Karpenter allows you to use Spot instances with the option to fall back to On- Demand. So you get both low costs and guaranteed scheduling. If your provisioner spec or pod spec doesn’t limit the pool of possible instance types/zone by too much, you will get a spot instance 100% of the time. There are hundreds of EC2 instance types and multiple zones in every AWS region, which makes it practically impossible for the Spot market to ever completely “run out”.
How does Karpenter interact with the Spot Market?
It doesn’t! It interacts with the EC2 fleet API specifying the capacity-optimized-prioritized
allocation strategy. This tells EC2 to provide spot instances that have the least likelihood of being interrupted so that the Spot instances on your cluster are not constantly being reclaimed by AWS. By letting the Fleet API do what it’s good at, Karpenter is saving itself from an impossible task — one of monitoring and keeping up with the Spot market in real-time.
How stable is Karpenter?
It’s more than stable enough for me to use it without worry in a volatile environment with regular and rapid autoscaling. But setting that aside, since I haven’t used it for very long, you can take the following points to the bank:
- Community engagement is high.
- It has well-recognized adopters using it in production.
- Development is highly active and any necessary features are either already available or in design, development or testing.
- AWS seems to be all in on it! In all honesty, this is pretty much the only assurance I needed. This project is here to stay.
Conclusion
Considering the issues that plague Kubernetes Cluster Scaling today, I see Karpenter’s revolutionary features gaining it immense traction over the course of the next year. As more people begin to use it, we will also start seeing its adoption by other cloud providers.
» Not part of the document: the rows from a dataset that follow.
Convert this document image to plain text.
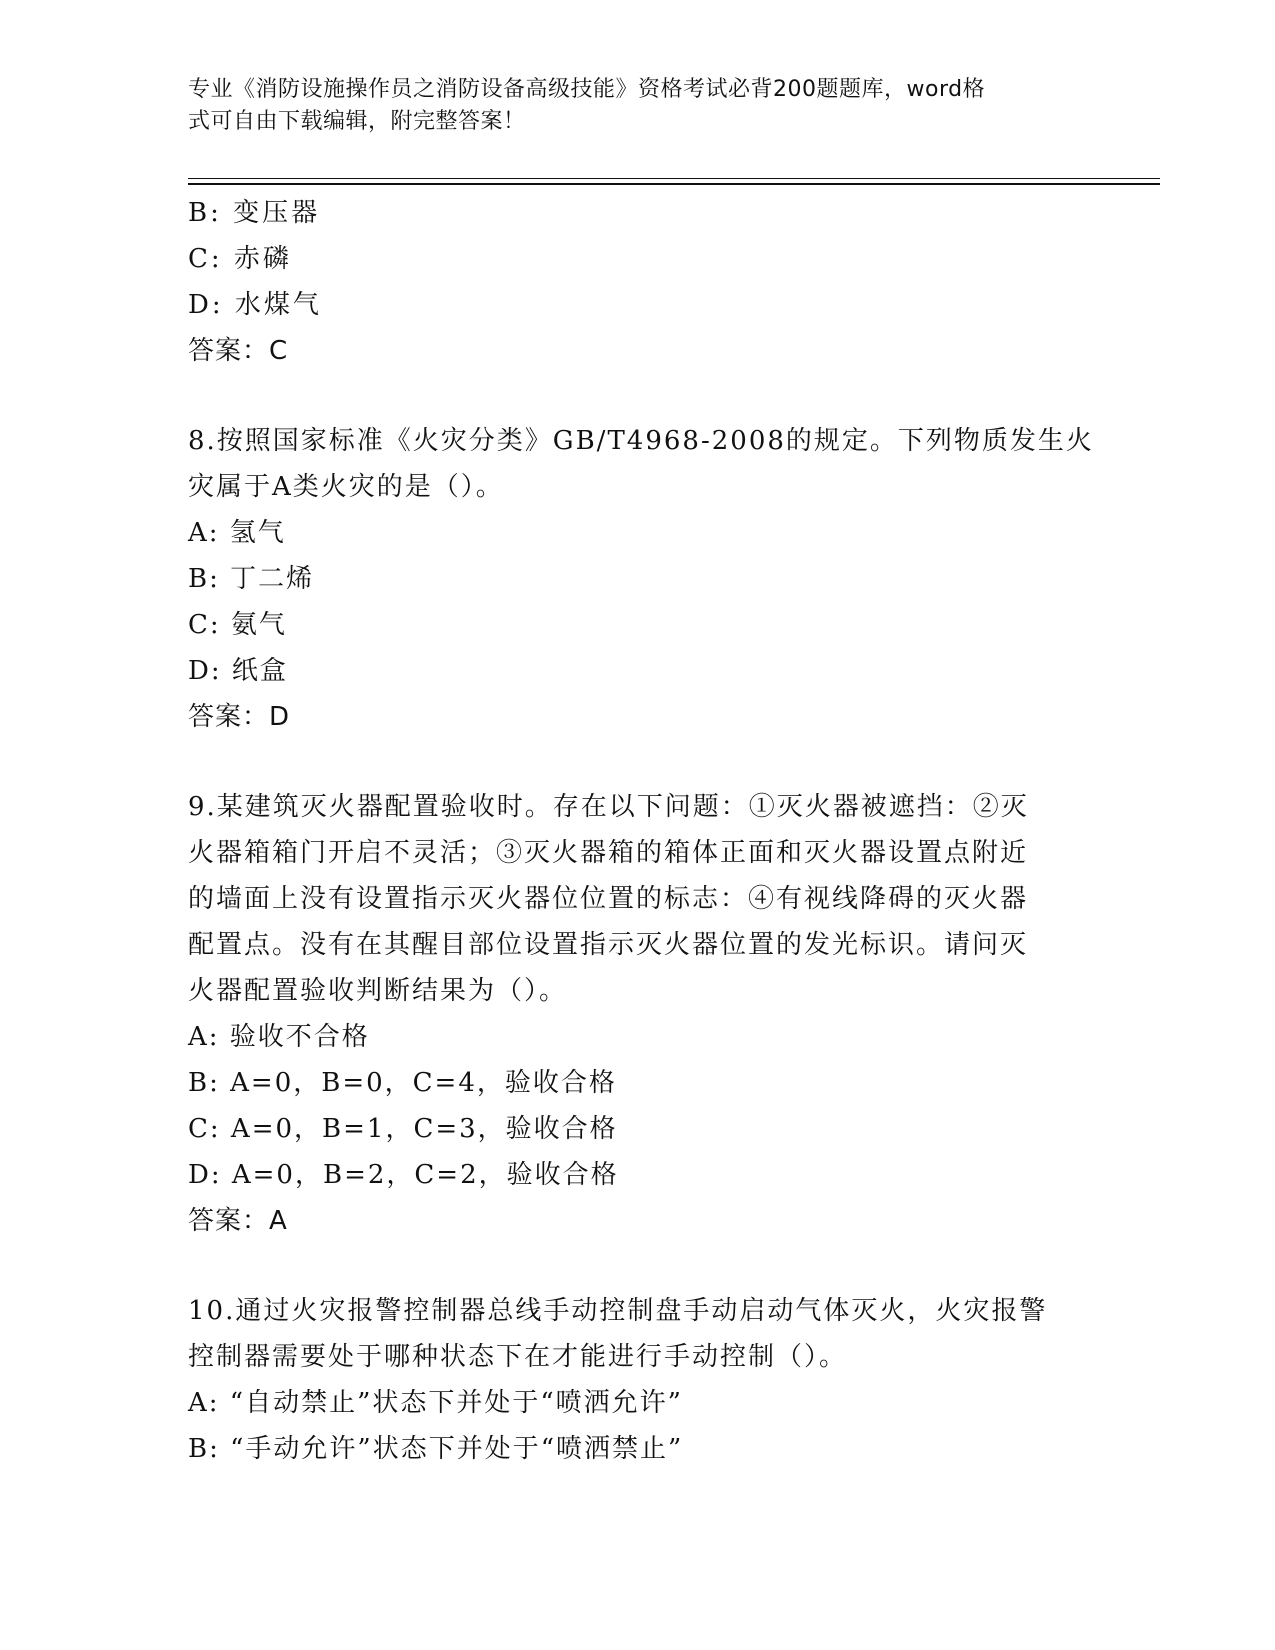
专业《消防设施操作员之消防设备高级技能》资格考试必背200题题库，word格
式可自由下载编辑，附完整答案！
B: 变压器
C: 赤磷
D: 水煤气
答案：C
8.按照国家标准《火灾分类》GB/T4968-2008的规定。下列物质发生火
灾属于A类火灾的是（）。
A: 氢气
B: 丁二烯
C: 氨气
D: 纸盒
答案：D
9.某建筑灭火器配置验收时。存在以下问题：①灭火器被遮挡：②灭
火器箱箱门开启不灵活；③灭火器箱的箱体正面和灭火器设置点附近
的墙面上没有设置指示灭火器位位置的标志：④有视线降碍的灭火器
配置点。没有在其醒目部位设置指示灭火器位置的发光标识。请问灭
火器配置验收判断结果为（）。
A: 验收不合格
B: A=0，B=0，C=4，验收合格
C: A=0，B=1，C=3，验收合格
D: A=0，B=2，C=2，验收合格
答案：A
10.通过火灾报警控制器总线手动控制盘手动启动气体灭火，火灾报警
控制器需要处于哪种状态下在才能进行手动控制（）。
A: “自动禁止”状态下并处于“喷洒允许”
B: “手动允许”状态下并处于“喷洒禁止”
If that doesn’t happen for some reason, they will at the very least adopt a similar model of bringing in infrastructure configuration into the cluster which can only be great news for anyone that uses managed Kubernetes (which seems to be the majority).
So a few years down the line, we’ll be looking at cluster scaling that will be baked into and native to every managed Kubernetes cluster.
Or so goes my dream.